Owning the Process - Happy Bootcamp Story 64 of 100

Owning the Process - Happy Bootcamp Story 64 of 100

When a coder first understands the process.

TL;DR: When we first learn code, we are stuck in a very rigid world of fixing broken syntax. Then, things yield to a different set of rules, where things are less rigid.

Changing The Rules

Coding can be ferociously unforgiving, at first. One comma out of place can bring down a million line program. So it's not hard to come to the conclusion that there is right and wrong, and the world is about knowing which is which.

We have to bring a bootcamper through this very unforgiving binary world, on the way to the other side.

We even block them off, in their own group. "Foundations" we call it. We tell them they have to know this stuff before joining us where the real world takes shape. Few months later, they graduate, and we don't even tell them that all the rules have changed, now.

Things Are Different, Here

After "Foundations" our students enter the real world of coding, where knowledge is squishy and everything does or does not work depending on whether it does or does not work. If that sounds horribly squishy - it is.

The happy story is that this squishy world where the rules are less rigid really isn't so squishy at all. There is a process. We follow the process. Things either work, or they don't, but you're not going to win this battle with knowledge - everything is it's own test.

"Oh, darn. That didn't work. Let's try to dig through the logs and see if we can figure out why." Right about now, the student who just crossed over from foundations is wondering why these guys are supposed to be smarter if they are fumbling their way through every single step of the problem?

Joyfully, we just let them watch as we experiment our way through, one test at a time.

No Rules?

In the coding world, some things work and other really don't. It can seem like there are no rules, sometimes, but instead there are so many rules that it's hard to even understand how to know if you have succeeded or not.

"I got it to work, but the other guys on my team claim my code isn't maintainable." What the heck does maintainable mean?
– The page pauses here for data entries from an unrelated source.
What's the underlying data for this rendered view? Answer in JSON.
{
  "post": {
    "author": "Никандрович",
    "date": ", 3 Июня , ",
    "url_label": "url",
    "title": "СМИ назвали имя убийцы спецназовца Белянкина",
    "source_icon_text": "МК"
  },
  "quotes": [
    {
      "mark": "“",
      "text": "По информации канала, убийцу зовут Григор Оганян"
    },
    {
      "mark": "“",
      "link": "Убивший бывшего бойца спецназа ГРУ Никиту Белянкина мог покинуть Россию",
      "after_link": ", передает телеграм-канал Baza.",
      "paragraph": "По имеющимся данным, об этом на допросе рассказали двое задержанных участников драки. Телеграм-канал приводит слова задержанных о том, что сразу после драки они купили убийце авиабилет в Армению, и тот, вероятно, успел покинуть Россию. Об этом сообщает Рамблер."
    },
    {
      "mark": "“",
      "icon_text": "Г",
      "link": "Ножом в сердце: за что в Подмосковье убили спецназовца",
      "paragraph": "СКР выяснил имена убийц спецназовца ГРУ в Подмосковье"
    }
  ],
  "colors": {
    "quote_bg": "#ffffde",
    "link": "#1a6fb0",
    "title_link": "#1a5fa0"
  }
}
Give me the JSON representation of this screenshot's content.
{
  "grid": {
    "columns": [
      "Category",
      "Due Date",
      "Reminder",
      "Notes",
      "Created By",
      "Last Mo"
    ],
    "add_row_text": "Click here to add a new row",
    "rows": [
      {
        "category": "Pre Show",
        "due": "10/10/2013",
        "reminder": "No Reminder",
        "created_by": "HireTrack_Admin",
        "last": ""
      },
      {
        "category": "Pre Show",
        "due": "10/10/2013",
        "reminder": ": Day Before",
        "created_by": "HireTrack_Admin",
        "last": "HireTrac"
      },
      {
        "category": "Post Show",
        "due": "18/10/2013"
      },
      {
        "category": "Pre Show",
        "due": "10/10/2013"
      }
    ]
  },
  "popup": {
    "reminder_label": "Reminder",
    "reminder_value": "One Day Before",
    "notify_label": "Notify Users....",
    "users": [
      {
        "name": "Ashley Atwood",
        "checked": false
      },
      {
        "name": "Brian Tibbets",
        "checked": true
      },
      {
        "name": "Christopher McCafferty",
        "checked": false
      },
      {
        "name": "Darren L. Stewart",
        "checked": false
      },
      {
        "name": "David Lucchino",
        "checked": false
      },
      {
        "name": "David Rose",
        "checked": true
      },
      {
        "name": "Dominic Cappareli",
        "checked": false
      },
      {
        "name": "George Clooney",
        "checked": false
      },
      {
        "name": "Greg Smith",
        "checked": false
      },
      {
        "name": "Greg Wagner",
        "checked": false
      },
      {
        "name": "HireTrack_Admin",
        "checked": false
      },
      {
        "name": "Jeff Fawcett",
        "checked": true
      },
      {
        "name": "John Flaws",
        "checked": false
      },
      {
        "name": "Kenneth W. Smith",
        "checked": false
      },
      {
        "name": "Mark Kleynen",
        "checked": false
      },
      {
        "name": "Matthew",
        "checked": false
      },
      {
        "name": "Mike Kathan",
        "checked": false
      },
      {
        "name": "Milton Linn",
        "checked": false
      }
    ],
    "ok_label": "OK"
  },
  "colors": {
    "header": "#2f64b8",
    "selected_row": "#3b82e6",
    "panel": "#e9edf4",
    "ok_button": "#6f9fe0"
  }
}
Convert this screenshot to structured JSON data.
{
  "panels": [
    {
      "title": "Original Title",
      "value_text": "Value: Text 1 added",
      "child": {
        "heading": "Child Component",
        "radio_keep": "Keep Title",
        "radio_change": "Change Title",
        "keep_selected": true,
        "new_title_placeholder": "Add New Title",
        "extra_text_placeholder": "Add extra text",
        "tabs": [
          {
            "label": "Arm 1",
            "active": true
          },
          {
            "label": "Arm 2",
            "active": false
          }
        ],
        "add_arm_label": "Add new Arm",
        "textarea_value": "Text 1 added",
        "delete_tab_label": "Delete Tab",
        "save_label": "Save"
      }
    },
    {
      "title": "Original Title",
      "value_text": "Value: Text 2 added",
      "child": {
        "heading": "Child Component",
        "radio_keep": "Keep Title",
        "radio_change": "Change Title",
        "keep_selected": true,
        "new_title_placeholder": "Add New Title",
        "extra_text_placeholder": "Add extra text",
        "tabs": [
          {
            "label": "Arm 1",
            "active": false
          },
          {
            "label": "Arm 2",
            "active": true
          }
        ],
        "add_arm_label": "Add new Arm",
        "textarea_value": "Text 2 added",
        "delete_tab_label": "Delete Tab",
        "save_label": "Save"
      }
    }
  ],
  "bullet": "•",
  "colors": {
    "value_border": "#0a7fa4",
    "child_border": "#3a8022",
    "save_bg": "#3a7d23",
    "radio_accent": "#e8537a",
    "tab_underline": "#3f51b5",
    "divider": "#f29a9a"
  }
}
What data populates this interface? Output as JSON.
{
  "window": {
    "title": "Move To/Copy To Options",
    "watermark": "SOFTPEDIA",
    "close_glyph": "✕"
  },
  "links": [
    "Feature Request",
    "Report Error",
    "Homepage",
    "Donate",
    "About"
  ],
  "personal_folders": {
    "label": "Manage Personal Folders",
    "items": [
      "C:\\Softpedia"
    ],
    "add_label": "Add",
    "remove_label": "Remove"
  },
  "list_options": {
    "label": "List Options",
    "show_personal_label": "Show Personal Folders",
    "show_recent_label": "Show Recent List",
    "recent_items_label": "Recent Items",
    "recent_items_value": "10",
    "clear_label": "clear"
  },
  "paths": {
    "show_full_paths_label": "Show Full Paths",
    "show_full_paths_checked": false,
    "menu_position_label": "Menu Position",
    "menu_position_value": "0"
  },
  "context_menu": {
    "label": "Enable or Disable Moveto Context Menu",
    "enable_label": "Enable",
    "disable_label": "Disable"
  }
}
Who judges this? The whole thing seems so squishy, so difficult to define.

Welcome to the world of coding.

On Being a Grownup

Getting through the bootcamp you finish assignment after assignment, realizing that there are 100 ways to do anything, and slowly coming to terms with the fact that this is a business of constant improvement, not one of good vs bad, right vs wrong.

First you get it working. Then you make decisions about what to make better, and you come to terms with the fact that you might not have even chosen the right thing to improve. A lot like life itself.

Right about the time when you graduate from the bootcamp - you have finished your Final Project where you come to terms with your adulthood up close and personal. Nothing is perfect, nothing is really done the way you had originally conceived, but it's good enough.

This is how the real world works. Welcome to the world of coding, now go get a job.